Charen is a bit more accurate with her characterization of Donald Trump as a “foul mouthed nationalist demagogue.” I would have chosen xenophobic over nationalist, but perhaps Charen figured that many of her readers would be too lazy to look up Xenophobic. Demagogue is a better choice for Trump’s followers than for Bernie’s. Bernie’s strongest appeal is to the young, particularly college students. College students are hardly the common people demagogues are supposed to go after. Trump appeals to an older, less well educated cohort and those folks more closely align with the common people whom Charen believes will succumb to demagoguery.

Not satisfied with Bernie bashing, Charen takes a shot at Hilary Clinton when she claims that “Madame Defarge enjoyed a good shakeup herself.” My goodness, if Charen is comparing Madame Defarge to Hillary Clinton she should re-read The Tale of Two Cities and re-check Mrs. Clinton’s net worth! Charen also claims that Sanders is “channeling the late Hugo Chavez in advocating a 15 dollar an hour minimum wage.” Charen may not know it but that is already the minimum wage for City employees in Portland, Oregon.

One of the curiosities of our culture is that the American taxpayer actually subsidizes the massive income of the richest family in America. I’m sure that Charen prefers not to discuss the fact that Walmart, the gigantic cash cow that the Walton family regularly milks, pays some of its employees a wage so low that the wage earner is eligible for a tax payer paid subsidy. Indeed the new employee in several corporations receive instructions in how to apply for a taxpayer funded subsidy when they are hired; nothing much about that in Charen’s column.

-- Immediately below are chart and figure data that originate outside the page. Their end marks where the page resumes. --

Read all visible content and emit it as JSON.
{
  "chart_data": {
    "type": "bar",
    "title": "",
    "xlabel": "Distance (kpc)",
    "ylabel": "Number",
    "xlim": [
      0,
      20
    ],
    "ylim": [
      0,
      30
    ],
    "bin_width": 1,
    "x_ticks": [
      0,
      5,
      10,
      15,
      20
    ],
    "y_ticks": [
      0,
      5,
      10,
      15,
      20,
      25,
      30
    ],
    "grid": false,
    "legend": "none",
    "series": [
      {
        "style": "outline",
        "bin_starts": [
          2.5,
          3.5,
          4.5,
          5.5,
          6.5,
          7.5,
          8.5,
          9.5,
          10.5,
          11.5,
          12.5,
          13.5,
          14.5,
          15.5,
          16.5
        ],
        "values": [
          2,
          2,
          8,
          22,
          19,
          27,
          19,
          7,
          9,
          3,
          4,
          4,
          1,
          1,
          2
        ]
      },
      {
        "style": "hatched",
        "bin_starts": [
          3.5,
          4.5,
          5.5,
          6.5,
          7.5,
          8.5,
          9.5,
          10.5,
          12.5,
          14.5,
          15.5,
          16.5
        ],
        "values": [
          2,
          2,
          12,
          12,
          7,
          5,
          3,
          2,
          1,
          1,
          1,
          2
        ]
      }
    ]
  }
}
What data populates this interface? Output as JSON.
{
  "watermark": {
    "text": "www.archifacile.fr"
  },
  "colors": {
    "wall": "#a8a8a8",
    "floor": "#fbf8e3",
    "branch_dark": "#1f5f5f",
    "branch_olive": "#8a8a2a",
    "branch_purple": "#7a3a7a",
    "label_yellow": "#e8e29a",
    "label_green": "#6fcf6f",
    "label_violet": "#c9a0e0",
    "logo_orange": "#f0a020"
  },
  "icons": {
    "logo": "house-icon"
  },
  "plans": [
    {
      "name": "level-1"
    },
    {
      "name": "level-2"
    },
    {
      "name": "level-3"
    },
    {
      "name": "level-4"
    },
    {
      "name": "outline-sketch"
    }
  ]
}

Charen then goes on to defend the major banks, those poor folks who must deal with massive regulations. Now it seems that they have not really been regulated enough. Mona Charen fails to mention that these banks have been fined about a quarter of a trillion dollars for their part in the near collapse of our monetary system. Of course according to Charen these banks were just trying to make a profit. Perhaps they tried a little too hard.